Back when I was a kid, and we were all expecting WWIII with nuclear extinctions, a lot of us kids argued with our parents that the ordinary chores didn't count anymore.   Why wash the dishes, if they could be blown up any minute?  Washing dishes is boring, routine, unglamorous.  Why not spend the time doing something exciting and heroic?  If the world's going to end, who wants to be known as the world's most diligent housekeeper?

What's considered exciting and heroic?   Risking one's life and killing other people, primarily.   Or the less bloody equivalents of getting rich and backstabbing competitors.  Being a rock star, a movie star (a celebrity, in any form), "your fifteen minutes of fame..."

What's considered mundane, boring, routine?  Everything that sustains a civilization, from carrying out the garbage to growing the food to washing the dishes.  

Even though an army marches on its stomach (something the ancients knew), and even though the means of killing always involve the contributions of many who are doing something routine (manufacturing, transporting) and a lot of routine maintenance...even though the mountain climber's clothes, boots, ropes, carabiners, pitons and other gear were made by someone doing a routine job...even though behind every celebrity is an army of people doing their scutwork...those with  their noses on the grindstone, their hands in the dishwater, their fingers sewing the seams, their eyes on the road as they transport the goods are perceived as the boring nonentities, and their jobs as less worth doing and less fulfilling.

Did I hear a "Yes, but..." in the background there?   Yes, but we all want the limelight.  Yes, but we'd all rather have a glamorous job, our faces in the magazines, our voices heard by millions, billions...

And if we all did that the world would've fallen apart long ago.  Somebody's got to fix the roofs, mend the pipes, patch the roads, inspect the bridges, put gas in the tank and change the oil,  clean the babies' bottoms, grow the food, transport the goods, cook the meals, mop the floors, wash the clothes...and the dishes.

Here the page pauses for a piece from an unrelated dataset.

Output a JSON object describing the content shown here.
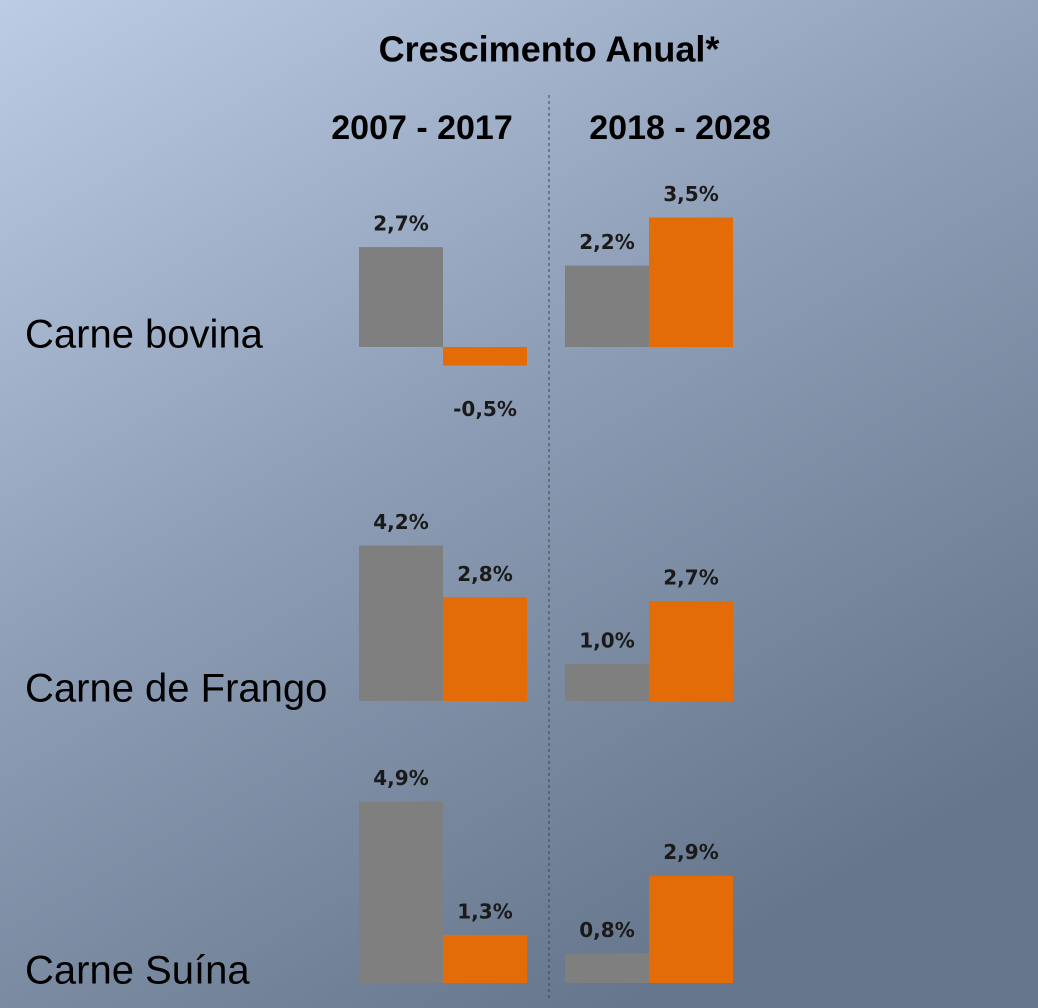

When I argued with my mother that washing dishes was kind of silly if the Reds were going to bomb us out of existence in the next week, she said "Wash them anyway."   She said much the same thing every time I brought up a potential disaster that I thought should get me out of doing something boring I didn't want to do (homework, housework, whatever.)  She knew that fixating on some possible distant doom was an excellent way to not see, and avoid, what needed doing here and now.  And she was right.  If I had not washed the dishes from then until now because WWIII was about to break out....there'd be a stack of dishes from here to outer space.  Dishes were dirty; they needed washing.

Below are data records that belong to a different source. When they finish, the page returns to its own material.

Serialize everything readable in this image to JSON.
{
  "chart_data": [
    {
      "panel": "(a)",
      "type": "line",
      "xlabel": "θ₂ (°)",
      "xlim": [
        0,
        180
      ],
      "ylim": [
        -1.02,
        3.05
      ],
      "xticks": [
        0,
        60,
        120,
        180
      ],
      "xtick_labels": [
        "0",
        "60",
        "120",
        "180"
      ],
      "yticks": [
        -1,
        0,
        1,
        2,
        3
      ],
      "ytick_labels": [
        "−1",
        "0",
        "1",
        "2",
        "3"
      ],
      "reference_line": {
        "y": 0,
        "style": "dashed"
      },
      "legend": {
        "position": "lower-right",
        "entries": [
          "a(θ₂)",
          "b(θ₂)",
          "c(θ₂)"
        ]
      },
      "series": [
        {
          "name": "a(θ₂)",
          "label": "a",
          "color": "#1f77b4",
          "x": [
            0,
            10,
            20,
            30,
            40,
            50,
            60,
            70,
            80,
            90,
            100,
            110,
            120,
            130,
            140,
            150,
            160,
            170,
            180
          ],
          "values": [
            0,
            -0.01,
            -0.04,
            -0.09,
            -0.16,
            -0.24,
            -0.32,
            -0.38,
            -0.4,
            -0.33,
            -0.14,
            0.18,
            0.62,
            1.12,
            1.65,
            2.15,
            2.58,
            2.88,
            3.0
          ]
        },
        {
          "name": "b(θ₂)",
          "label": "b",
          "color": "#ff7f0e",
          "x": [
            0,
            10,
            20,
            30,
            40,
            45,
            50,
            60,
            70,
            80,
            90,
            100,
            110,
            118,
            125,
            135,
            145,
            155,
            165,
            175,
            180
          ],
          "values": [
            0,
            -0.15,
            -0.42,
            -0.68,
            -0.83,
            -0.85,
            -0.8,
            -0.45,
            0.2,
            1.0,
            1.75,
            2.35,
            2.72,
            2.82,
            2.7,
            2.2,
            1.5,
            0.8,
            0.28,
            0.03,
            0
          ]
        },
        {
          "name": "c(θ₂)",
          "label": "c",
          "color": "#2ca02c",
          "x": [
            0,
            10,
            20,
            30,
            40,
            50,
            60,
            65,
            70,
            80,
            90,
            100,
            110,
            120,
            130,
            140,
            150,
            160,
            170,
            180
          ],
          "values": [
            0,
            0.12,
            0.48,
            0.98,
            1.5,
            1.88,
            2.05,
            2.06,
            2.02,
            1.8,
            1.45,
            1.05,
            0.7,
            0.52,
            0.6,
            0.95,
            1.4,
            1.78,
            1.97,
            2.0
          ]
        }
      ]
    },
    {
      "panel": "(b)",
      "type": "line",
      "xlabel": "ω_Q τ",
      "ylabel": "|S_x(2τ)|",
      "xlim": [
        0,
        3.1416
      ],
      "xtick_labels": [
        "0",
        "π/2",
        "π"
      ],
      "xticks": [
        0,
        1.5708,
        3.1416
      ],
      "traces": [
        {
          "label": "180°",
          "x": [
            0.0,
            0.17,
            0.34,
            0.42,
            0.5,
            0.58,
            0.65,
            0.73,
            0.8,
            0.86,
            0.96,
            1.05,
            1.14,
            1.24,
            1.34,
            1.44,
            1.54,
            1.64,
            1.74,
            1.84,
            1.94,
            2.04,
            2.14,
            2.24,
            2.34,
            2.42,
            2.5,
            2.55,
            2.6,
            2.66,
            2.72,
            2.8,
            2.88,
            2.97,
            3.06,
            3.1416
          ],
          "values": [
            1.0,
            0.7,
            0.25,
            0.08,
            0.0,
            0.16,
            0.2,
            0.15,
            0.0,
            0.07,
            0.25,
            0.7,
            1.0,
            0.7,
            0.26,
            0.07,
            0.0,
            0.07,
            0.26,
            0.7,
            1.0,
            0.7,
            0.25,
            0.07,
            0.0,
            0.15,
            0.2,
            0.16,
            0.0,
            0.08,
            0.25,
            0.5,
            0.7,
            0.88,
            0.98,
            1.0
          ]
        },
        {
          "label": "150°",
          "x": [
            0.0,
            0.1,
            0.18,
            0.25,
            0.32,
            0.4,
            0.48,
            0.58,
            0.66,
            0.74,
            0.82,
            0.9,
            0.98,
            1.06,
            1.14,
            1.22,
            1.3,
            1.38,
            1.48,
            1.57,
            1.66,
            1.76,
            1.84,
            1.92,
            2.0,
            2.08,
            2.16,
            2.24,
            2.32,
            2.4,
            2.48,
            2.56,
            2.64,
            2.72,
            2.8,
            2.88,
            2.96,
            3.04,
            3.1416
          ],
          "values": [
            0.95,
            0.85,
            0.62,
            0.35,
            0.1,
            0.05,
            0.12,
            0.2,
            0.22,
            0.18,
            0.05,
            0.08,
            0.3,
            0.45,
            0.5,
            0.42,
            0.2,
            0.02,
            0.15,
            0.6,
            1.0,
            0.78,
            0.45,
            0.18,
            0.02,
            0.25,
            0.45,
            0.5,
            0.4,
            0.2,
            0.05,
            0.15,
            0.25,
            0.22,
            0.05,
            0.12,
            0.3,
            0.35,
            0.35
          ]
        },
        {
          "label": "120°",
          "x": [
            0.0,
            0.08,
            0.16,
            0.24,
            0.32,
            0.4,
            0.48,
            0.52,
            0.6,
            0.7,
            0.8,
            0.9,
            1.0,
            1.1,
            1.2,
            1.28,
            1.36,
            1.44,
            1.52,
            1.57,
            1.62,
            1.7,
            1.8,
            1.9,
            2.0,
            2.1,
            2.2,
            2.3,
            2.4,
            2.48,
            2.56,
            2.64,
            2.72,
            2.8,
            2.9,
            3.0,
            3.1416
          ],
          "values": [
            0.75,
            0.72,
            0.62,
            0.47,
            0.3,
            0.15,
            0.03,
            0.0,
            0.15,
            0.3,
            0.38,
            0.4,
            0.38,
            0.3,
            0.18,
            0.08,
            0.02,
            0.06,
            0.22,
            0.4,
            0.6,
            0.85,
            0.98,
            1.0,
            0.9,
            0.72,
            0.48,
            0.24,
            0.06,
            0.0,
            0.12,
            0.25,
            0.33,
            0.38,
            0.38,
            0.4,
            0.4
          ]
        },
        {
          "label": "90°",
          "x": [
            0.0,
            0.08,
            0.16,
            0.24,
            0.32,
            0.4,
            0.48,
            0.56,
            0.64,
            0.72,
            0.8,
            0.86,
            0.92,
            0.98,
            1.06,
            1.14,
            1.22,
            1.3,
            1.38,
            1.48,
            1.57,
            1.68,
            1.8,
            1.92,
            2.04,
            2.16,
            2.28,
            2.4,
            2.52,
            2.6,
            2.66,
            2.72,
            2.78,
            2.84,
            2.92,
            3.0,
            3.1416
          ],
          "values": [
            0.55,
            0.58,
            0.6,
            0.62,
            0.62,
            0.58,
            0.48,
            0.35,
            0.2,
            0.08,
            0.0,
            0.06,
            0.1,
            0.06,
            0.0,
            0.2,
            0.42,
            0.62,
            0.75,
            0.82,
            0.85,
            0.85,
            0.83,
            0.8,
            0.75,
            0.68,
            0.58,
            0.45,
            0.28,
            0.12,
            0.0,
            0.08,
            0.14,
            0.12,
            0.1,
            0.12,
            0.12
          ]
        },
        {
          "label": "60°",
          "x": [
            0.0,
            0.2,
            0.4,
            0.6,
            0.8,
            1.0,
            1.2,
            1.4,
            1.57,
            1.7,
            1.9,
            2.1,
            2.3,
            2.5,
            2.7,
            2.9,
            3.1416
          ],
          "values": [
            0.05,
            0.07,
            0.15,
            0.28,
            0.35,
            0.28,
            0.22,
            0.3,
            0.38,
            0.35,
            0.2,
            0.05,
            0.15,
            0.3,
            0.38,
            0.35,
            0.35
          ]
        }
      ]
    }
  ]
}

The planet is dirty...we dirtied it.  Like me as a child, leaving milk-scum glasses around the house (something else my mother complained about) we humans have left our smudgy dirty mark on the sky...our trash on the land...and it's time we cleaned it up.  Because if we don't, it won't matter whether an asteroid hits the planet in a few years....or a lot of years.   You and I and our children and grandchildren and great-grandchildren won't have the resources--human or material--to do anything about it, even if they're still alive.

Rock falls out of the sky...someday for sure, maybe soon.

Sea-level rise, extinctions, disease, hunger, from a hotter Earth....now for sure, right now, not someday.